You should respond to Question 1 and two additional questions of your choice. A response to a question should take about 100–250 words, and make reference to the data wherever possible.

### Question 1: Naive Bayes Concepts and Implementation

- a Explain the ‘naive’ assumption underlying Naive Bayes. (1) Why is it necessary? (2) Why can it be problematic? Link your discussion to the features of the students data set. [no programming required]
- b Implement the required functions to load the student dataset, and estimate a Naive Bayes model. Evaluate the resulting classifier using the hold-out strategy, and measure its performance using accuracy.
- c What accuracy does your classifier achieve? Manually inspect a few instances for which your classifier made correct predictions, and some for which it predicted incorrectly, and discuss any patterns you can find.
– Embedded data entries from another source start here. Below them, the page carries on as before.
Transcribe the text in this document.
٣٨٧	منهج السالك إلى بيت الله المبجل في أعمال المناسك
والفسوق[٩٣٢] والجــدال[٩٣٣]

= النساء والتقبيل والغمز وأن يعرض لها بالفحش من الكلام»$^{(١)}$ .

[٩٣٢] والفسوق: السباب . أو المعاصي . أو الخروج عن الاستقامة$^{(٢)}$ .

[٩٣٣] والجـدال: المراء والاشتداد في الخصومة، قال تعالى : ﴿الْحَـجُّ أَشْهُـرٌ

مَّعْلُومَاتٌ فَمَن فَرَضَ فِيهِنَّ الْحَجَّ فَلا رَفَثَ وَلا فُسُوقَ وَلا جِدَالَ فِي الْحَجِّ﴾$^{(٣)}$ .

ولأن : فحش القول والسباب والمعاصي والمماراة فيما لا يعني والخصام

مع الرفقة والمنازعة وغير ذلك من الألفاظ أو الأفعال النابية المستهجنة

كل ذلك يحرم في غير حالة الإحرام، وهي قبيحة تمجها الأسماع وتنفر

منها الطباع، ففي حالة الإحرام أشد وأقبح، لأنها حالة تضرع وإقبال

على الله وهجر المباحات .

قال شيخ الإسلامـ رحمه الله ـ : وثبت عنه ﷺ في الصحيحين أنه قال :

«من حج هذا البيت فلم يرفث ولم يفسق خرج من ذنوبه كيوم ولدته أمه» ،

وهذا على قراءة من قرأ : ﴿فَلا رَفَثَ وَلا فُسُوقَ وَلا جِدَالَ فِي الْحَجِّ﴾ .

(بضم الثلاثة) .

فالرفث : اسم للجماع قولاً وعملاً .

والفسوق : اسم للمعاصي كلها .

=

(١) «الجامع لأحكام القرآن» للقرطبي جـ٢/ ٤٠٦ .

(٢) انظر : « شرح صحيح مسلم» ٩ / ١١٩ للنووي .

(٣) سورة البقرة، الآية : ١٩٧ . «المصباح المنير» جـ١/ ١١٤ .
### Question 2: A Closer Look at Evaluation

- a You learnt in the lectures that precision, recall and f-1 measure can provide a more holistic and realistic picture of the classifier performance. (i) Explain the intuition behind accuracy, precision, recall, and F1-measure, (ii) contrast their utility, and (iii) discuss the difference between micro and macro averaging in the context of the data set. [no programming required]
- b Compute precision, recall and f-1 measure of your model’s predictions on the test data set (1) separately for each class, and (2) as a single number using macro-averaging. Compare the results against your accuracy scores from Question 1. In the context of the student dataset, and your response to question 2a analyze the additional knowledge you gained about your classifier performance.
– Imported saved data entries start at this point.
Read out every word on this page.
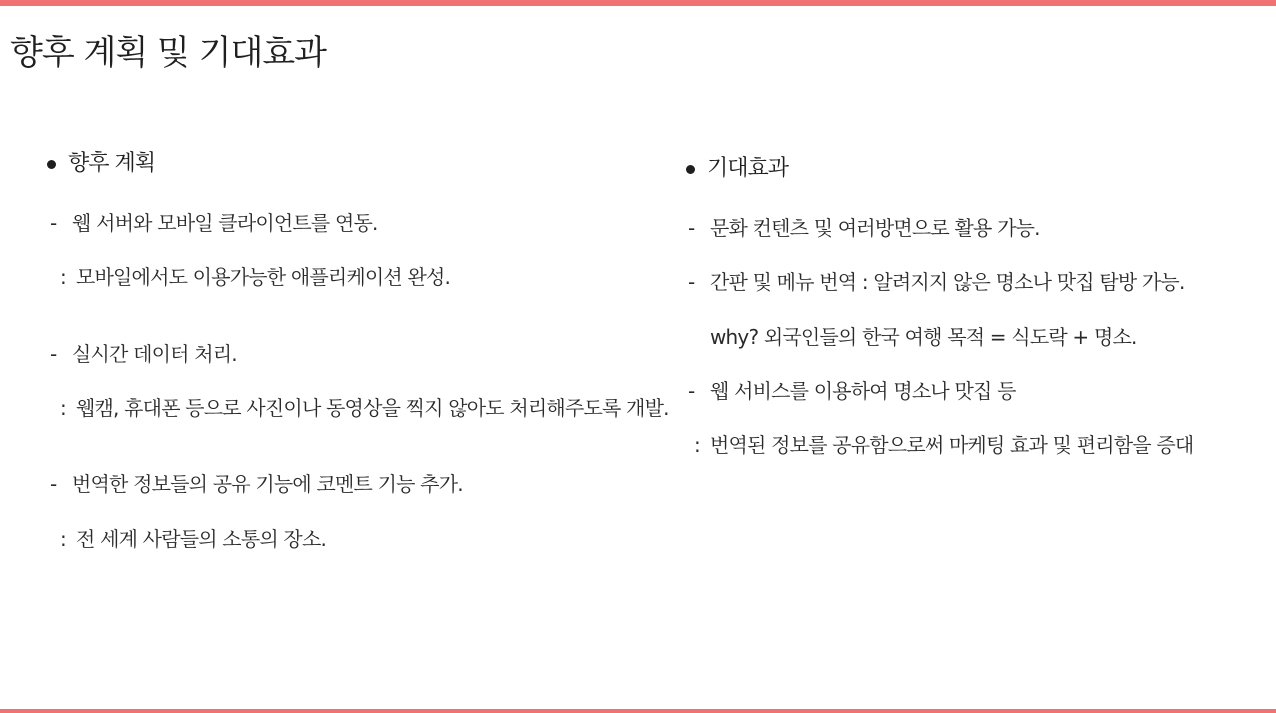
향후 계획 및 기대효과
향후 계획
- 웹 서버와 모바일 클라이언트를 연동.
: 모바일에서도 이용가능한 애플리케이션 완성.
- 실시간 데이터 처리.
: 웹캠, 휴대폰 등으로 사진이나 동영상을 찍지 않아도 처리해주도록 개발.
- 번역한 정보들의 공유 기능에 코멘트 기능 추가.
: 전 세계 사람들의 소통의 장소.
기대효과
- 문화 컨텐츠 및 여러방면으로 활용 가능.
- 간판 및 메뉴 번역 : 알려지지 않은 명소나 맛집 탐방 가능.
why? 외국인들의 한국 여행 목적 = 식도락 + 명소.
- 웹 서비스를 이용하여 명소나 맛집 등
: 번역된 정보를 공유함으로써 마케팅 효과 및 편리함을 증대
### Question 3: Training Strategies 

There are other evaluation strategies, which tend to be preferred over the hold-out strategy you implemented in Question 1.
- a Select one such strategy, (i) describe how it works, and (ii) explain why it is preferable over hold-out evaluation. [no programming required]
- b Implement your chosen strategy from Question 3a, and report the accuracy score(s) of your classifier under this strategy. Compare your outcomes against your accuracy score in Question 1, and explain your observations in the context of your response to question 3a.
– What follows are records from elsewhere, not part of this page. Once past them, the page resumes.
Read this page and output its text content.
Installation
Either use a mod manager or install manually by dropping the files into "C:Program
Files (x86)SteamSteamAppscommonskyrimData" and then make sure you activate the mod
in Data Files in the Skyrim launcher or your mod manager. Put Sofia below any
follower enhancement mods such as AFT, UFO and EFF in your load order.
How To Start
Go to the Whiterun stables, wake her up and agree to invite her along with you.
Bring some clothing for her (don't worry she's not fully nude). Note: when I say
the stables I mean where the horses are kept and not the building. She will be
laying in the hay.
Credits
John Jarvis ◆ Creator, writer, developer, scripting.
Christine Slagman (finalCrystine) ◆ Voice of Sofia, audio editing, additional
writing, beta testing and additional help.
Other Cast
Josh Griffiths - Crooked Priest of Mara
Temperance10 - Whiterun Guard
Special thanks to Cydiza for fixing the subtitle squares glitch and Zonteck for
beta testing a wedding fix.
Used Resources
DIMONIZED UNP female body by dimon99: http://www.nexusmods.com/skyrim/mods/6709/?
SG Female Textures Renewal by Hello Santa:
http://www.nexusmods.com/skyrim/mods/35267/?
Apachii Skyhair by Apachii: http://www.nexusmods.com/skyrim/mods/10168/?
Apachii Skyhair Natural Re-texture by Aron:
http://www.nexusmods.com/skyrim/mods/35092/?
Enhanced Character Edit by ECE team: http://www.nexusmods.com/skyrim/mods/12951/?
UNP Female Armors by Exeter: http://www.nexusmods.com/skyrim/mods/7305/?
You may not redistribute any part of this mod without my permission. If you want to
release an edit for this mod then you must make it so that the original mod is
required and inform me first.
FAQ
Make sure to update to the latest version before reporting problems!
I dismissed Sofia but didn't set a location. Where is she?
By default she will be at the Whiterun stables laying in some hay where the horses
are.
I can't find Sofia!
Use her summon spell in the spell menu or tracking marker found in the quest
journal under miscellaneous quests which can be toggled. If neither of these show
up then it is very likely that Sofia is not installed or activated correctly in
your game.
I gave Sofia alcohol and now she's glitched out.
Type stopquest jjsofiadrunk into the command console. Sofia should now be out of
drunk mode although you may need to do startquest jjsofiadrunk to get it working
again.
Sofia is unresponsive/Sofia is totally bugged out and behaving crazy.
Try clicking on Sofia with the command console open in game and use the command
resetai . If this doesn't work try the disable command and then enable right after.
### Question 4: Model Comparison

In order to understand whether a machine learning model is performing satisfactorily we typically compare its performance against alternative models. 
- a Choose one (simple) comparison model, explain (i) the workings of your chosen model, and (ii) why you chose this particular model. 
- b Implement your model of choice. How does the performance of the Naive Bayes classifier compare against your additional model? Explain your observations.

### Question 5: Bias and Fairness in Student Success Prediction

As machine learning practitioners, we should be aware of possible ethical considerations around the
applications we develop. The classifier you developed in this assignment could for example be used
to classify college applicants into admitted vs not-admitted – depending on their predicted
grade.
- a Discuss ethical problems which might arise in this application and lead to unfair treatment of the applicants. Link your discussion to the set of features provided in the students data set. [no programming required]
- b Select ethically problematic features from the data set and remove them from the data set. Use your own judgment (there is no right or wrong), and document your decisions. Train your Naive Bayes classifier on the resulting data set containing only ‘unproblematic’ features. How does the performance change in comparison to the full classifier?
- c The approach to fairness we have adopted is called “fairness through unawareness” – we simply deleted any questionable features from our data. Removing all problematic features does not guarantee a fair classifier. Can you think of reasons why removing problematic features is not enough? [no programming required]